I try to speak and choke, try, choke. For a minute, I'm afraid I won't be able to say anything at all, but I finally manage, in the same tired, defeated voice I spoke to Jelly in, I manage to say, "Don't take out your anger on me, Bomby." We're friends, or I thought we were. Are we? I have no idea any more. "It's not my fault any more than it's your fault..." I start to say, 'and I'm only feline, like you,' but stop, sigh, and walk away.

She watches him go with mixed feelings. He deserved that punch; he deserved to roll in his own puke like an animal. He was supposed to be their leader now! Munkustrap had chosen him because-

Munkustrap.

Bombalurina turns her head towards the oven, where her sister has taken her first bites of food. Maybe she's too angry. Maybe she just needs to think this through.

Who was closer to Munkustrap than Demeter? Answer- no one. No one felt this like her sister, her sister who was practically married to the tom. Had been.

Right?

Bast, she hated moments of uncertainty. What did she know about Alonzo? Not much, for someone she was friends with. He was just another kitten taken in off of the streets. One that Munkustrap had taken under his wing, because when the tom was only twenty, he wanted someone to be his younger brother...

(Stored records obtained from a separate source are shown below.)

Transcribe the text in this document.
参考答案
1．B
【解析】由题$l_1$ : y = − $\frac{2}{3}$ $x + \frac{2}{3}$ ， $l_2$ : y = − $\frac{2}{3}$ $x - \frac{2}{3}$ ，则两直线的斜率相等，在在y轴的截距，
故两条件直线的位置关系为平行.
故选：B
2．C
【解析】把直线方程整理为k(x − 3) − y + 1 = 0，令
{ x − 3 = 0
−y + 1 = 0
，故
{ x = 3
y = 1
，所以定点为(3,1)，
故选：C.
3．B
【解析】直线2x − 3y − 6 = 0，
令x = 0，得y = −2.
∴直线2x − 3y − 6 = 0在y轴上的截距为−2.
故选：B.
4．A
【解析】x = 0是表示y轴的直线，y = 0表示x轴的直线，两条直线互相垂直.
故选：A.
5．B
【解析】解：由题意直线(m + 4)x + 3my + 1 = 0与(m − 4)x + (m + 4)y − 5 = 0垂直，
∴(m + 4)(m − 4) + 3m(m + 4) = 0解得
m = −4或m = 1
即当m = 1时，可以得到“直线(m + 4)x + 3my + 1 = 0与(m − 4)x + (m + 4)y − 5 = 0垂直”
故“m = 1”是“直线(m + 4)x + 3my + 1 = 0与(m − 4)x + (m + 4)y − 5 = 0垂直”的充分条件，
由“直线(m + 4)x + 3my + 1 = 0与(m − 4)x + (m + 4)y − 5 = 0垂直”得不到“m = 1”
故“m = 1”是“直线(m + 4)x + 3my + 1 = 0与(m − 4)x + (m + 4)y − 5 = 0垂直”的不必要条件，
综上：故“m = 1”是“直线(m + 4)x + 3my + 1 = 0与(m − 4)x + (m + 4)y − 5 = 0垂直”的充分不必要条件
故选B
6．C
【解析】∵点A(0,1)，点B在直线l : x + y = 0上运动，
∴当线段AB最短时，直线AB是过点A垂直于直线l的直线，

He never cared about that stuff, though. He was just like all of the other toms his age, running off at a sign of danger, interested only in females and drugs.

Everyone knew that.

There is only one person that I dare to go see, and I can only pray that I can face her.

Frankly, I'd rather get punched by Bomby again, because who knows what she will think of me.

But I need to cry. I can feel it still, consuming my entire body with a tingling ache, my breaths more like sobs than anything else. If I don't, it will swallow me, keep me running, and I will never be the leader I need to be.

One good cry, and it will all be over. I don't need to worry about it again, and no one needs to know. No one will know, though, because I won't do it.

Because toms don't cry, for Everlasting Cat's sake. We can't.